Is a 15-year Mortgage Right for You?

Filed under: Market Comentary

mortgage 15When buying a home, some buyers have the ability and option to select a 15 year term rather than 30.  The same can be true for refinancing.  There are definitely benefits to a 15-year loan, including a lower interest rate, a shorter life on your loan, and spending less on interest payments. In addition, you are more likely to enter retirement debt-free.

But is a 15-year mortgage a good or bad idea?

Here are a few aspects to consider.

Is your income reliable?

If you work on commission or own a business, you will most likely see your share of ups and downs. If your income isn’t steady or predictable, a 15-year mortgage might present future financial issues due to the higher monthly payment you will have.  You may make enough money now, but can the same be said 8 or 10 or 12 years down the road?

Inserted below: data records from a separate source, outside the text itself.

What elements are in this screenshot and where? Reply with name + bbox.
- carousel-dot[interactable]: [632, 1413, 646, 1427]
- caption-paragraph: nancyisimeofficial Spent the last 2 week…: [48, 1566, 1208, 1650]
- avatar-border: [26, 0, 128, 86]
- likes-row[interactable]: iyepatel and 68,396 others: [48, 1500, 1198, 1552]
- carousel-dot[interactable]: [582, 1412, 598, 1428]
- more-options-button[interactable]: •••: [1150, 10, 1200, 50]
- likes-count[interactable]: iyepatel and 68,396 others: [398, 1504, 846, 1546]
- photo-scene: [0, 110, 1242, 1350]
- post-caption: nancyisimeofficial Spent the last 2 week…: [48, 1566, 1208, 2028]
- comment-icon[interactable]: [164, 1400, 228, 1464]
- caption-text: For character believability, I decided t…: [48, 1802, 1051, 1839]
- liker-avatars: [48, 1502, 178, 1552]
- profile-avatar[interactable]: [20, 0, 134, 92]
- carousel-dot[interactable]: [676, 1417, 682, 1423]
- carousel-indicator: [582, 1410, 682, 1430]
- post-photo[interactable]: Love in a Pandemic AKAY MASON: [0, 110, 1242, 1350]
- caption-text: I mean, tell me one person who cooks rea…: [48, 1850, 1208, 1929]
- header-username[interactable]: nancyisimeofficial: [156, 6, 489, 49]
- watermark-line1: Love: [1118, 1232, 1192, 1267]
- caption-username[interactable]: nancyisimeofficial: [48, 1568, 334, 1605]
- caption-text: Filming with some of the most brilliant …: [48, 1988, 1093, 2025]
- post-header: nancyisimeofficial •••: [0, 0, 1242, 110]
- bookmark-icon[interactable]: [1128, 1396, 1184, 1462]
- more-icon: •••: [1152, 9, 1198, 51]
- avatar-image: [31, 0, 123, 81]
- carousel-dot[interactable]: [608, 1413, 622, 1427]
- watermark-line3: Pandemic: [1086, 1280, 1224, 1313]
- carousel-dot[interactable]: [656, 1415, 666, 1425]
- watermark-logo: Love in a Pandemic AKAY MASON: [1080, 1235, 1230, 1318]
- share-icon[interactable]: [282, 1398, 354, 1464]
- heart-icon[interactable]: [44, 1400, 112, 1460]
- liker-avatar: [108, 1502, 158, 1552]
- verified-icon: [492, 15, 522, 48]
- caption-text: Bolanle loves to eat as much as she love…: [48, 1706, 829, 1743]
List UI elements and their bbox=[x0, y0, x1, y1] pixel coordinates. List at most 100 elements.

Not having that steady income where for one or two months you don’t “bring in” what you normally do, you might encounter trouble covering your other expenses, which may cause a financial problem.

Is your “emergency fund” lacking?

A rule of thumb is that you should have enough emergency savings to cover three to six months of living expenses. If you have a 15-year loan and you unfortunately lose your job or experience some financial emergency, you might find yourself in serious financial difficulty.  If you don’t have these reserves, you might be better off with a more affordable 30-year loan where you will have lower monthly payments.

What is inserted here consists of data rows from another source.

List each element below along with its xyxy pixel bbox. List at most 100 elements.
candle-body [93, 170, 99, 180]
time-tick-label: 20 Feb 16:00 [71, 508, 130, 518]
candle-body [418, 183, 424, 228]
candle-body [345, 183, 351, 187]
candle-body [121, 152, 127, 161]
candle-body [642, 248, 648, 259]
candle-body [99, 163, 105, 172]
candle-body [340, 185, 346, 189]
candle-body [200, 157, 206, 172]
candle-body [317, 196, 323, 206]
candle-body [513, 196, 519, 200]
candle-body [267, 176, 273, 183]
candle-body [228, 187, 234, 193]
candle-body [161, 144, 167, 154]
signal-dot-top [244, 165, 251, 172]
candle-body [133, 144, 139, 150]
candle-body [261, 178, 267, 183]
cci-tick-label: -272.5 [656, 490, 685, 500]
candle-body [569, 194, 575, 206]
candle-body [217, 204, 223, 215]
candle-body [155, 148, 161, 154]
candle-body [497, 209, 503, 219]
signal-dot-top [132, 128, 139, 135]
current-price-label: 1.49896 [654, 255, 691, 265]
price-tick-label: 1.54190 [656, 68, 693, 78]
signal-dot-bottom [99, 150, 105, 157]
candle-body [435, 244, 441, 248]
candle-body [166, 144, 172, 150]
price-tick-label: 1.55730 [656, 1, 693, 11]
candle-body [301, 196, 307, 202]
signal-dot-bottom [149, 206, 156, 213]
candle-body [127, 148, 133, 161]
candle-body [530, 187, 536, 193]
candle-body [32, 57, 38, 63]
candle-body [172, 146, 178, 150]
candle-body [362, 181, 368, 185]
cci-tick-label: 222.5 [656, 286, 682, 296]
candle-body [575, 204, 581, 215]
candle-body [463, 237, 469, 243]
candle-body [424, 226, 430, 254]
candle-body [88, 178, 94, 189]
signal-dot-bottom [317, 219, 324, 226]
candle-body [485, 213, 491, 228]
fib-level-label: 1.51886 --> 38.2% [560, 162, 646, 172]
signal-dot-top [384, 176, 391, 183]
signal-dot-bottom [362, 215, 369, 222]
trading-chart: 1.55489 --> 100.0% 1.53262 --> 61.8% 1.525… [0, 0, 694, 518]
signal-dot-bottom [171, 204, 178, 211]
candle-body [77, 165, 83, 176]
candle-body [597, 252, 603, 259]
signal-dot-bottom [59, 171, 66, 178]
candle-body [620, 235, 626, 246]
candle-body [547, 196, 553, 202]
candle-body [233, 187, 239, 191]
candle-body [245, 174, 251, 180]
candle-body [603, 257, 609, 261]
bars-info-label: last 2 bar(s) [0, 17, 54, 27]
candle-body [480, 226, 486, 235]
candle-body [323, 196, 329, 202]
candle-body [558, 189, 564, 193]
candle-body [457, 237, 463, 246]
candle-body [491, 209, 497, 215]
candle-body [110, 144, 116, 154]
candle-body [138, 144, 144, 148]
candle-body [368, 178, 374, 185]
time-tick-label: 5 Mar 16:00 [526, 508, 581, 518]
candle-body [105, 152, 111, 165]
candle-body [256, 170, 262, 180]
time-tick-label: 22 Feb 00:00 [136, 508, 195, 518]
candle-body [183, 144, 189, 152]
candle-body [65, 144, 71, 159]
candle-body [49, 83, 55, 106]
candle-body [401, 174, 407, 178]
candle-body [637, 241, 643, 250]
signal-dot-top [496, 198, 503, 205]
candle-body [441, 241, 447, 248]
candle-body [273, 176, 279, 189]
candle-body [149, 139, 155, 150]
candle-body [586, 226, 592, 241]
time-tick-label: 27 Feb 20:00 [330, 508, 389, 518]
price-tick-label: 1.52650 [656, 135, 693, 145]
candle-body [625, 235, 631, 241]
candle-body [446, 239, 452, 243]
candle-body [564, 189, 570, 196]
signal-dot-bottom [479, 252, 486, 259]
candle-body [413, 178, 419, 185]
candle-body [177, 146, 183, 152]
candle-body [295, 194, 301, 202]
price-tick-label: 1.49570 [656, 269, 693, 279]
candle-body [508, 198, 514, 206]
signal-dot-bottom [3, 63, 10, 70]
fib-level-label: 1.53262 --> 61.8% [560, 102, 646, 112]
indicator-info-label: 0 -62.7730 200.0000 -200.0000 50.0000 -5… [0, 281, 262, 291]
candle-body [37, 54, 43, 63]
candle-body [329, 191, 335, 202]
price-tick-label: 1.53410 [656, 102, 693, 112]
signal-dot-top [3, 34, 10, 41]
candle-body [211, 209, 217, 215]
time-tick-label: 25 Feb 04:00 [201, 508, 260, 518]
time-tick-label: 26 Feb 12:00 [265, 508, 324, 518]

Do you have enough “flexibility” in your budget?

A good guideline is that your housing costs should never surpass 30% of your “take-home pay.” If your 15-year mortgage exceeds this, you may want to reconsider the 15-year option. By keeping your housing expenses below the 30% rule will allow you more wiggle room in your budget. And by doing so, you will be less likely to face any financial obstacles if you encounter some type of sudden expense you were not planning. In addition, having a lower payment will give you more flexibility to enjoy your hard-earned money.

Can you afford to impede other financial goals?

It is true that a 15-year mortgage will allow you to pay off your home faster, but it might hurt your financial goals. According to a MacArthur Foundation report, between 2011 and 2014, 52% of Americans had to make at least one major sacrifice to covering their housing payments. This could be cutting back on health care, adding to your credit card debt, or even postponing retirement savings.

So, if you are paying for college or attempting to build your retirement “nest egg,” you may want to reconsider a 15-year mortgage.

A 15-year mortgage is still a great way to get debt-free faster!

Despite the potential pitfalls, if you financial situation puts you in a position where a 15-year mortgage makes sense, then it’s a great way to reach “debt free status” faster.  Depending on your age and your future plans, it could also save you a lot of money.